La Juve ritorna sulla terra ma ad approfittarne per ora e’ solo la Lazio.    Anche per la Fiorentina sembra tutto scritto: attacca, trova varie occasioni col Pescara, il gol viola appare ineluttabile. Ma nella ripresa gli abruzzesi confezionano il contropiede azzeccato: Jonathas su cross di Weiss di testa trova il varco giusto con la complicita’ di Aquilani.

I viola sfiorano in varie occasioni il pari ma poi in contropiede subiscono il raddoppio di Celik e per i toscani e’ un ridimensionamento brusco. Per Bergodi un trionfo che da’ ossigeno per la volata salvezza.

Grave stop per l’Inter che, anche se oltre i propri demeriti, subisce una pesante lezione a Udine. Di Natale calpesta la difesa nerazzurra con una doppietta che, unita al gol di Muriel, certifica l’involuzione dei lombardi e allontana la zona Champions. Stramaccioni schiuma rabbia per un fallo di Domizzi su Palacio sullo 0-0: con rigore e un’espulsione sarebbe stata un’altra gara. Ma l’Inter ci mette del suo, con una difesa imbarazzante, al resto  pensa l’inossidabile Di Natale a quota. Ma il progetto Stramaccioni continua a non decollare.

Vittoria importante ma non agevole per il Milan che trova un Siena ordinato che si giova della mancanza di lucidita’ dei rossoneri. Poi a meta’ ripresa i toscani cedono: rossoneri passano con un colpo di testa di Bojan e raddoppiano con un rigore propiziato e trasformato da Pazzini. Poi nel finale il Siena riduce le distanze con Paolucci ma il miracolo non avviene.   Dopo tante difficolta’ e non poche polemiche Marco Borriello ha la sua giornata di gloria e trascina il Genoa a un importante vittoria per 2-0 sul Bologna.

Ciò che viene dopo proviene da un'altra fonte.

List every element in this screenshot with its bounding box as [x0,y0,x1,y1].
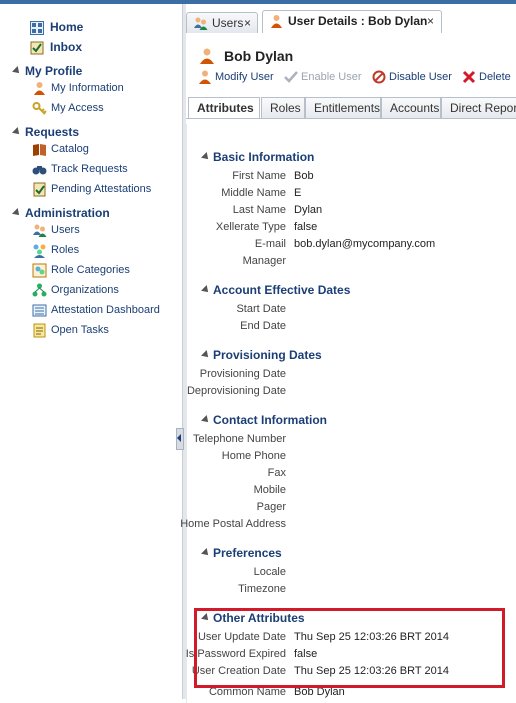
collapse-triangle-icon [12,127,22,137]
field-label: Middle Name [221,187,286,199]
delete-x-icon [462,70,476,84]
close-tab-icon[interactable]: × [244,16,251,30]
field-label: Last Name [232,204,286,216]
collapse-triangle-icon [12,208,22,218]
attestation-icon [33,182,46,197]
field-label: Start Date [236,303,286,315]
field-label: Home Postal Address [180,518,286,530]
nav-section-my-profile[interactable]: My Profile [12,64,82,78]
field-label: Pager [256,501,286,513]
field-value: Bob [294,170,314,182]
nav-section-administration[interactable]: Administration [12,206,110,220]
inbox-icon [30,41,44,55]
nav-inbox-label: Inbox [50,40,82,54]
field-value: bob.dylan@mycompany.com [294,238,436,250]
prohibited-icon [372,70,386,84]
role-categories-icon [32,263,47,278]
field-value: false [294,221,318,233]
tasks-icon [33,323,46,338]
home-icon [30,21,44,35]
collapse-triangle-icon [201,415,211,425]
checkmark-icon [284,71,298,83]
person-icon [271,15,282,28]
highlight-box [194,608,505,688]
collapse-triangle-icon [201,350,211,360]
field-label: Telephone Number [193,433,286,445]
tab-roles[interactable]: Roles [261,97,305,119]
user-toolbar: Modify User Enable User Disable User Del… [186,68,516,86]
tab-divider [186,118,516,119]
users-icon [33,224,47,237]
user-avatar-icon [200,48,214,64]
section-provisioning-dates[interactable]: Provisioning Dates [201,348,322,362]
binoculars-icon [32,166,47,175]
field-value: E [294,187,302,199]
main-content: Users × User Details : Bob Dylan × Bob D… [180,4,516,703]
section-account-effective-dates[interactable]: Account Effective Dates [201,283,350,297]
nav-home-label: Home [50,20,84,34]
dashboard-icon [32,304,47,317]
section-preferences[interactable]: Preferences [201,546,282,560]
field-label: Mobile [253,484,286,496]
field-label: E-mail [254,238,286,250]
key-icon [32,102,47,115]
field-label: Manager [242,255,286,267]
field-label: First Name [232,170,286,182]
field-label: Provisioning Date [199,368,286,380]
person-edit-icon [199,70,211,84]
nav-section-requests[interactable]: Requests [12,125,79,139]
field-label: Home Phone [221,450,286,462]
tab-user-details[interactable]: User Details : Bob Dylan × [262,10,442,33]
organizations-icon [32,283,47,297]
roles-icon [33,244,46,258]
close-tab-icon[interactable]: × [427,14,434,28]
tab-entitlements[interactable]: Entitlements [305,97,381,119]
field-value: Dylan [294,204,323,216]
person-icon [34,82,45,95]
tab-direct-reports[interactable]: Direct Reports [441,97,516,119]
section-contact-information[interactable]: Contact Information [201,413,327,427]
tab-accounts[interactable]: Accounts [381,97,441,119]
tab-users[interactable]: Users × [186,12,258,33]
left-navigation: Home Inbox My Profile My Information My … [0,4,182,699]
collapse-triangle-icon [12,66,22,76]
field-label: Locale [253,566,286,578]
field-label: Timezone [238,583,286,595]
collapse-triangle-icon [201,152,211,162]
section-basic-information[interactable]: Basic Information [201,150,314,164]
field-label: Fax [267,467,286,479]
tab-attributes[interactable]: Attributes [188,97,260,119]
page-title: Bob Dylan [224,48,294,64]
detail-tab-bar: Attributes Roles Entitlements Accounts D… [186,97,516,119]
page-tab-bar: Users × User Details : Bob Dylan × [186,10,516,34]
book-icon [33,144,46,156]
field-label: Xellerate Type [215,221,286,233]
collapse-pane-handle[interactable] [176,428,184,450]
panel-edge [186,124,187,703]
collapse-triangle-icon [201,285,211,295]
field-label: End Date [240,320,286,332]
collapse-triangle-icon [201,548,211,558]
field-label: Deprovisioning Date [186,385,286,397]
users-icon [194,17,208,30]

L’attaccante sblocca il risultato su scambio con Immobile, e poi raddoppia per regalare tre punti importanti in funzione salvezza.   Il Parma acciuffa tre punti al termine di una gara molto complicata: il solito Belfodil in spaccata colpisce indisturbato a un metro dalla porta complice una difesa approssimativa. Ma il Palermo reagisce con Budan che, un minuto dopo essere entrato, di testa trova il pari partendo da una posizione che sembra irregolare.

Ma proprio al 90′ l’ex Amauri trova un gol pesante con l’aiuto vistoso del portiere Benussi. Festa della Befana rispettata anche per il Chievo che regola l’Atalanta con un gol di Cofie in una fase si gioco in cui gli ospiti hanno in mano la partita.

Poi nella ripresa i veneti grazie a un incontenibile Thereau legittimano il successo e sfiorano il raddoppio. Insomma una giornata con gol, rimonte, sorprese: se proseguira’ cosi’ per la serie A sara’ un 2013 da incorniciare.